June 20th, 2024

Try a Trade program immersing students in hands-on experience

By Ry Clarke - Lethbridge Herald Local Journalism Initiative Reporter on November 24, 2022.

Bri Guzzi, Grade 10 student at Winston Churchill, and Mitch Fowler, Fire Officer, participate in local school divisions Try a Trade program at Fire Station 4. Herald photo by Ry Clarke

Lethbridge Fire Department Station 4 welcomed students from across multiple divisions to its facility recently to take part in the Try a Trade program.

The program came about with collaboration from Lethbridge School Division, Holy Spirit Catholic School Division, Coaldale Christian School, Horizon School Division, and Palliser School Division, offering students a snapshot look into possible career paths they are interested in exploring.

The program welcomed students to places of work in and around Lethbridge, giving them hands on experience that will help with planning for the future.

“We are trying to get more students exposed to different careers, especially in the 50 skilled trades in Alberta,” said Andrew Krul, off-campus education coordinator for Lethbridge School Division. “Firefighting is not a trade, but we branched out into several other different occupations that students may be interested in pursuing.”

Looking to gain student interest in possible careers, the program gives them the ability to test the waters before committing to their choice.

“If it does pique your interest, we can look at setting up a job shadow to further that work experience and hopefully go into an apprenticeship opportunity down the line,” said Krul. “We have around 200 students registered, with exposure in welding, cabinet making, mechanics and auto body, heating and air conditioning, landscaping, and the list goes on.
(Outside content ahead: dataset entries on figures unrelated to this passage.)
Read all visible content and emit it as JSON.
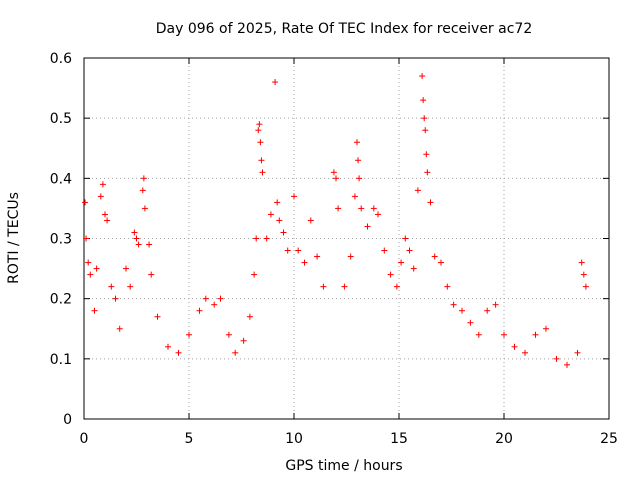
{
  "chart_data": {
    "type": "scatter",
    "title": "Day 096 of 2025, Rate Of TEC Index for receiver ac72",
    "xlabel": "GPS time / hours",
    "ylabel": "ROTI / TECUs",
    "xlim": [
      0,
      25
    ],
    "ylim": [
      0,
      0.6
    ],
    "x_ticks": [
      0,
      5,
      10,
      15,
      20,
      25
    ],
    "y_ticks": [
      0,
      0.1,
      0.2,
      0.3,
      0.4,
      0.5,
      0.6
    ],
    "x_tick_labels": [
      "0",
      "5",
      "10",
      "15",
      "20",
      "25"
    ],
    "y_tick_labels": [
      "0",
      "0.1",
      "0.2",
      "0.3",
      "0.4",
      "0.5",
      "0.6"
    ],
    "grid": true,
    "marker": "plus",
    "series": [
      {
        "color": "#ff0000",
        "points": [
          [
            0.05,
            0.36
          ],
          [
            0.1,
            0.3
          ],
          [
            0.2,
            0.26
          ],
          [
            0.3,
            0.24
          ],
          [
            0.5,
            0.18
          ],
          [
            0.6,
            0.25
          ],
          [
            0.8,
            0.37
          ],
          [
            0.9,
            0.39
          ],
          [
            1.0,
            0.34
          ],
          [
            1.1,
            0.33
          ],
          [
            1.3,
            0.22
          ],
          [
            1.5,
            0.2
          ],
          [
            1.7,
            0.15
          ],
          [
            2.0,
            0.25
          ],
          [
            2.2,
            0.22
          ],
          [
            2.4,
            0.31
          ],
          [
            2.5,
            0.3
          ],
          [
            2.6,
            0.29
          ],
          [
            2.8,
            0.38
          ],
          [
            2.85,
            0.4
          ],
          [
            2.9,
            0.35
          ],
          [
            3.1,
            0.29
          ],
          [
            3.2,
            0.24
          ],
          [
            3.5,
            0.17
          ],
          [
            4.0,
            0.12
          ],
          [
            4.5,
            0.11
          ],
          [
            5.0,
            0.14
          ],
          [
            5.5,
            0.18
          ],
          [
            5.8,
            0.2
          ],
          [
            6.2,
            0.19
          ],
          [
            6.5,
            0.2
          ],
          [
            6.9,
            0.14
          ],
          [
            7.2,
            0.11
          ],
          [
            7.6,
            0.13
          ],
          [
            7.9,
            0.17
          ],
          [
            8.1,
            0.24
          ],
          [
            8.2,
            0.3
          ],
          [
            8.3,
            0.48
          ],
          [
            8.35,
            0.49
          ],
          [
            8.4,
            0.46
          ],
          [
            8.45,
            0.43
          ],
          [
            8.5,
            0.41
          ],
          [
            8.7,
            0.3
          ],
          [
            8.9,
            0.34
          ],
          [
            9.1,
            0.56
          ],
          [
            9.2,
            0.36
          ],
          [
            9.3,
            0.33
          ],
          [
            9.5,
            0.31
          ],
          [
            9.7,
            0.28
          ],
          [
            10.0,
            0.37
          ],
          [
            10.2,
            0.28
          ],
          [
            10.5,
            0.26
          ],
          [
            10.8,
            0.33
          ],
          [
            11.1,
            0.27
          ],
          [
            11.4,
            0.22
          ],
          [
            11.9,
            0.41
          ],
          [
            12.0,
            0.4
          ],
          [
            12.1,
            0.35
          ],
          [
            12.4,
            0.22
          ],
          [
            12.7,
            0.27
          ],
          [
            12.9,
            0.37
          ],
          [
            13.0,
            0.46
          ],
          [
            13.05,
            0.43
          ],
          [
            13.1,
            0.4
          ],
          [
            13.2,
            0.35
          ],
          [
            13.5,
            0.32
          ],
          [
            13.8,
            0.35
          ],
          [
            14.0,
            0.34
          ],
          [
            14.3,
            0.28
          ],
          [
            14.6,
            0.24
          ],
          [
            14.9,
            0.22
          ],
          [
            15.1,
            0.26
          ],
          [
            15.3,
            0.3
          ],
          [
            15.5,
            0.28
          ],
          [
            15.7,
            0.25
          ],
          [
            15.9,
            0.38
          ],
          [
            16.1,
            0.57
          ],
          [
            16.15,
            0.53
          ],
          [
            16.2,
            0.5
          ],
          [
            16.25,
            0.48
          ],
          [
            16.3,
            0.44
          ],
          [
            16.35,
            0.41
          ],
          [
            16.5,
            0.36
          ],
          [
            16.7,
            0.27
          ],
          [
            17.0,
            0.26
          ],
          [
            17.3,
            0.22
          ],
          [
            17.6,
            0.19
          ],
          [
            18.0,
            0.18
          ],
          [
            18.4,
            0.16
          ],
          [
            18.8,
            0.14
          ],
          [
            19.2,
            0.18
          ],
          [
            19.6,
            0.19
          ],
          [
            20.0,
            0.14
          ],
          [
            20.5,
            0.12
          ],
          [
            21.0,
            0.11
          ],
          [
            21.5,
            0.14
          ],
          [
            22.0,
            0.15
          ],
          [
            22.5,
            0.1
          ],
          [
            23.0,
            0.09
          ],
          [
            23.5,
            0.11
          ],
          [
            23.7,
            0.26
          ],
          [
            23.8,
            0.24
          ],
          [
            23.9,
            0.22
          ]
        ]
      }
    ]
  }
}
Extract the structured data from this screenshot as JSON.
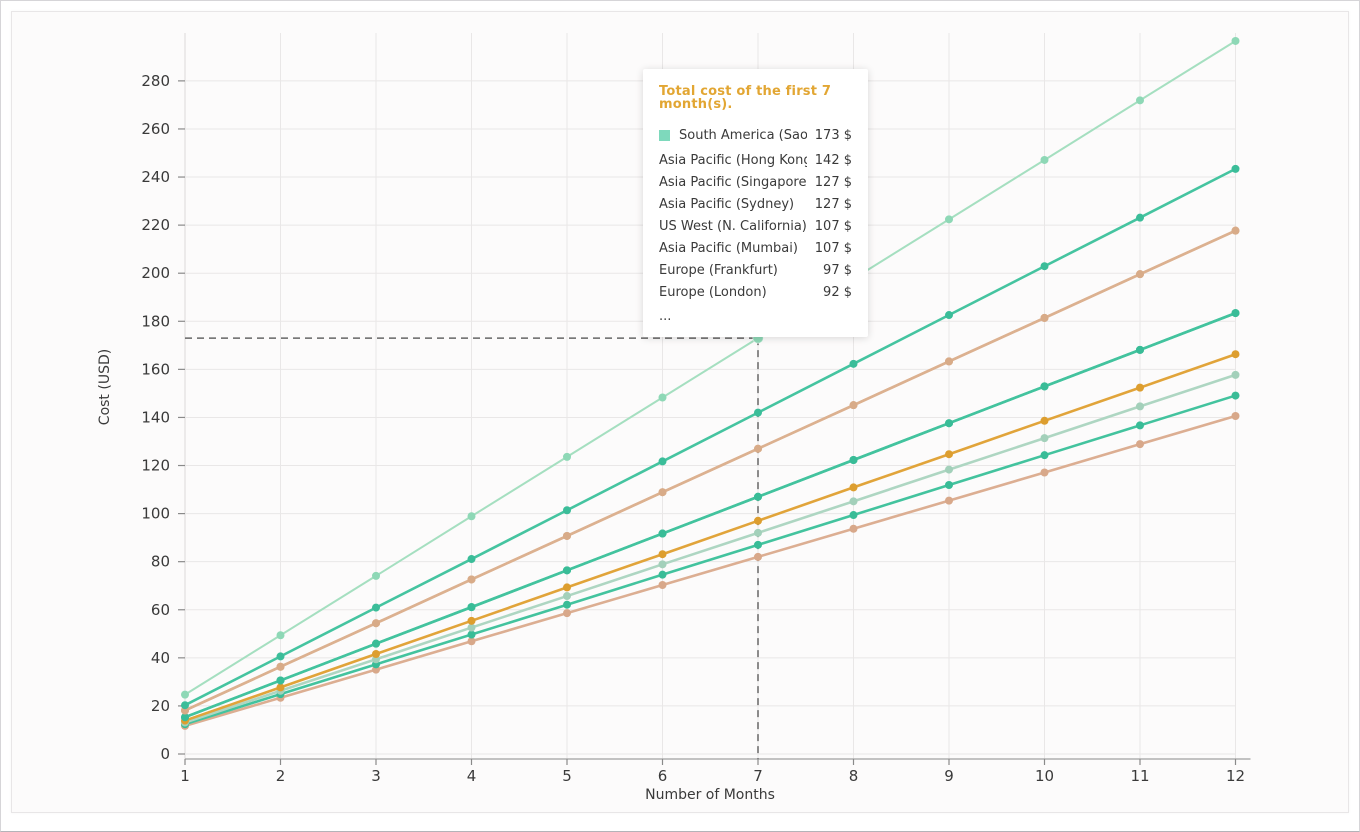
{
  "chart_data": {
    "type": "line",
    "title": "",
    "xlabel": "Number of Months",
    "ylabel": "Cost (USD)",
    "x": [
      1,
      2,
      3,
      4,
      5,
      6,
      7,
      8,
      9,
      10,
      11,
      12
    ],
    "xlim": [
      1,
      12
    ],
    "ylim": [
      0,
      300
    ],
    "yticks": [
      0,
      20,
      40,
      60,
      80,
      100,
      120,
      140,
      160,
      180,
      200,
      220,
      240,
      260,
      280
    ],
    "grid": true,
    "legend_position": "tooltip",
    "series": [
      {
        "name": "South America (Sao Paulo)",
        "color": "#a5dfc0",
        "dot_color": "#8ed8b6",
        "width": 2,
        "values": [
          24.7,
          49.4,
          74.1,
          98.9,
          123.6,
          148.3,
          173.0,
          197.7,
          222.4,
          247.1,
          271.9,
          296.6
        ]
      },
      {
        "name": "Asia Pacific (Hong Kong)",
        "color": "#45c4a0",
        "dot_color": "#3bbd99",
        "width": 2.6,
        "values": [
          20.3,
          40.6,
          60.9,
          81.1,
          101.4,
          121.7,
          142.0,
          162.3,
          182.6,
          202.9,
          223.1,
          243.4
        ]
      },
      {
        "name": "Asia Pacific (Singapore)",
        "color": "#dcb190",
        "dot_color": "#d8ab88",
        "width": 2.6,
        "values": [
          18.1,
          36.3,
          54.4,
          72.6,
          90.7,
          108.9,
          127.0,
          145.1,
          163.3,
          181.4,
          199.6,
          217.7
        ]
      },
      {
        "name": "Asia Pacific (Sydney)",
        "color": "#dcb190",
        "dot_color": "#d8ab88",
        "width": 2.6,
        "values": [
          18.1,
          36.3,
          54.4,
          72.6,
          90.7,
          108.9,
          127.0,
          145.1,
          163.3,
          181.4,
          199.6,
          217.7
        ]
      },
      {
        "name": "US West (N. California)",
        "color": "#43c39e",
        "dot_color": "#39bc97",
        "width": 2.6,
        "values": [
          15.3,
          30.6,
          45.9,
          61.1,
          76.4,
          91.7,
          107.0,
          122.3,
          137.6,
          152.9,
          168.1,
          183.4
        ]
      },
      {
        "name": "Asia Pacific (Mumbai)",
        "color": "#43c39e",
        "dot_color": "#39bc97",
        "width": 2.6,
        "values": [
          15.3,
          30.6,
          45.9,
          61.1,
          76.4,
          91.7,
          107.0,
          122.3,
          137.6,
          152.9,
          168.1,
          183.4
        ]
      },
      {
        "name": "Europe (Frankfurt)",
        "color": "#e1a43a",
        "dot_color": "#dd9e2f",
        "width": 2.6,
        "values": [
          13.9,
          27.7,
          41.6,
          55.4,
          69.3,
          83.1,
          97.0,
          110.9,
          124.7,
          138.6,
          152.4,
          166.3
        ]
      },
      {
        "name": "Europe (London)",
        "color": "#aed6c2",
        "dot_color": "#a3d0ba",
        "width": 2.6,
        "values": [
          13.1,
          26.3,
          39.4,
          52.6,
          65.7,
          78.9,
          92.0,
          105.1,
          118.3,
          131.4,
          144.6,
          157.7
        ]
      },
      {
        "name": "",
        "color": "#43c39e",
        "dot_color": "#39bc97",
        "width": 2.6,
        "values": [
          12.4,
          24.9,
          37.3,
          49.7,
          62.1,
          74.6,
          87.0,
          99.4,
          111.9,
          124.3,
          136.7,
          149.1
        ]
      },
      {
        "name": "",
        "color": "#dcae92",
        "dot_color": "#d8a88a",
        "width": 2.6,
        "values": [
          11.7,
          23.4,
          35.1,
          46.9,
          58.6,
          70.3,
          82.0,
          93.7,
          105.4,
          117.1,
          128.9,
          140.6
        ]
      }
    ],
    "crosshair": {
      "x": 7,
      "y": 173,
      "color": "#666666"
    }
  },
  "tooltip": {
    "title": "Total cost of the first 7 month(s).",
    "title_color": "#e2a633",
    "marker_color": "#7ed9bc",
    "rows": [
      {
        "label": "South America (Sao Paulo)",
        "value": "173 $",
        "marker": true
      },
      {
        "label": "Asia Pacific (Hong Kong)",
        "value": "142 $",
        "marker": false
      },
      {
        "label": "Asia Pacific (Singapore)",
        "value": "127 $",
        "marker": false
      },
      {
        "label": "Asia Pacific (Sydney)",
        "value": "127 $",
        "marker": false
      },
      {
        "label": "US West (N. California)",
        "value": "107 $",
        "marker": false
      },
      {
        "label": "Asia Pacific (Mumbai)",
        "value": "107 $",
        "marker": false
      },
      {
        "label": "Europe (Frankfurt)",
        "value": "97 $",
        "marker": false
      },
      {
        "label": "Europe (London)",
        "value": "92 $",
        "marker": false
      }
    ],
    "more_label": "..."
  },
  "colors": {
    "grid": "#e9e7e7",
    "axis_line": "#a0a0a0",
    "tick": "#8a8a8a",
    "tick_label": "#3a3a3a",
    "plot_bg": "#fcfbfb"
  }
}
After we organized it, we have had several phone calls from businesses saying how can they get on board with it? Which is great for when we are hopefully doing this again in the spring.”

Students participating said the experience was great to help understanding their choices in career paths.

“What piqued my interest was the fact that I have always wanted to be involved in the medical field and being a paramedic is my dream job,” said Bri Guzzi, a Grade 10 student at Winston Churchill. “It was very cool and interesting, but it was difficult, I couldn’t get the CPR properly down. Learning that hands on experience is very important in my opinion. Figuring out what you are passionate about and what do you want to do when you are older.”

Though brand new, the Try a Trade program has already been a success with students and other educators in Alberta.

“I received a phone call from Calgary,” said Krul. “They had heard about it in the Calgary Board of Education, and they also wanted some information. They thought it was an excellent idea to expose students and families to different career opportunities.”

Rolling out for the first time the program will return in the spring to help students make the best choices for their career paths.

“If you are not signed up for this time, please check back in early spring,” said Krul. “Getting students to get a hands-on experience and feel if that is a possible career direction, which you are not going to get from TikTok, or YouTube.”